Encilhando...e bem despacio... ...senta o xergão e a carona...o velho lombilho, já gasto... ...emparelha os pelegos...aperta a cincha... ...depois, badana e cinchão... - tudo com muito capricho - ...apresilha o laço...enfia o cabresto sob o maneador... ...mais a mala de garupa e uma cambona nos tentos... ...junto do poncho emalado, mais um lote de recuerdos, que nem tem aonde levá-los...a não ser no coração...

Emparelha as rédeas...busca o estribo... ...campeia a volta do pingo... ...e um trotezito chasqueiro - de quem não tem aonde ir - emparelha o corredor... ...de quem não tem mais vontade de andar, campeando saudades, dos tempos que, arrinconados, escondem rumos perdidos de quem gastou vida e sonho no estalo do arreador...

Tropeiro sim...do lombo do cavalo... ...tropeiro sim...de vida e profissão... ...firmando rumos e estradas com os berros da boiada e o tilintar dos cincerros sonando – menos no ouvido – e bem mais no coração...

Pensa, o Roque, estrada a fora, rumbeando pra uma tropeada: “Pra onde foram-se as tropas e quem soube conduzi-las... ...por certo, não é nas vilas, onde se empilham campeiros, que extraviaram-se as boiadas... ...perdidas no pó dos tempos, rangem bastos – em lamentos – como os berros dos tambeiros que gastaram as peçunhas pelas grimpas das estradas... ...babando a sina boieira de topar rumo e destino nas marretas das charqueadas...”

Tropeiro sim...era o Roque... ...campeiro e bueno de laço... Como um monarca, em que o trono, não era, senão o lombo, de um baio – pingo de estampa – pechador de qualquer touro...

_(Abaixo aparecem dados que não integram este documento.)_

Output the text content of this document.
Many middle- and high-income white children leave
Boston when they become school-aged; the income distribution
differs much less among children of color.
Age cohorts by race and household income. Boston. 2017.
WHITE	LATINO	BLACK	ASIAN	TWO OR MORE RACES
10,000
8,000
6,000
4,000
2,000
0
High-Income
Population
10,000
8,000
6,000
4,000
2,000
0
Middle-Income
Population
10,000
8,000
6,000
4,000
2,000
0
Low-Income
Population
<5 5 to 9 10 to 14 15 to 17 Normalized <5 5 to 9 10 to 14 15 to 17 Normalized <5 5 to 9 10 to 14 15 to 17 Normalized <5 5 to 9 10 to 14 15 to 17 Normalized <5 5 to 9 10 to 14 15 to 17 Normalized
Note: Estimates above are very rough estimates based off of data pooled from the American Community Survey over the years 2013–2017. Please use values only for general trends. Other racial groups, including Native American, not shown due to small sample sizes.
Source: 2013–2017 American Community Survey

E lembra daqueles tempos... ...ponteiro – chamando a tropa – ...o “venha boi” bem marcado, na garganta redomona, repicava, em contraponto, co’os roncos de cada baixo e a voz trocada, de hileras, nos floreios da cordeona...

Balanceava o pingo baio - rédeas presas sob as pernas - embalando o corpo ágil... ...tal uma balsa vagando na correnteza de um rio...

...sem ter mais ponto e sustento que um pala branco voando... ...planando de contra ao vento...

E quando tocava um quarto, de ronda, sob as estrelas... ...tranqueava – cantando baixo – ...canção de ninar boiada... Passava o tempo – aos pouquitos – como se o embalo do pingo fosse um joão-grande – sozinho – pelos azuis do infinito...

Aquilo tudo passou...à meia-rédea... Os arreios emalados, num quarto pobre da casa miserável de uma vila... ...são tronos sem seu monarca que hoje, amontoa na tarca dos anos e dos desgostos, vastas contas – que o destino – lhe estampou – sinal e marca...

Porém – de pronto – a notícia... ...mandaram chamar o Roque pra fazer tropa, de novo... ...pra ser ponteiro e orgulho da raça – que não se entrega...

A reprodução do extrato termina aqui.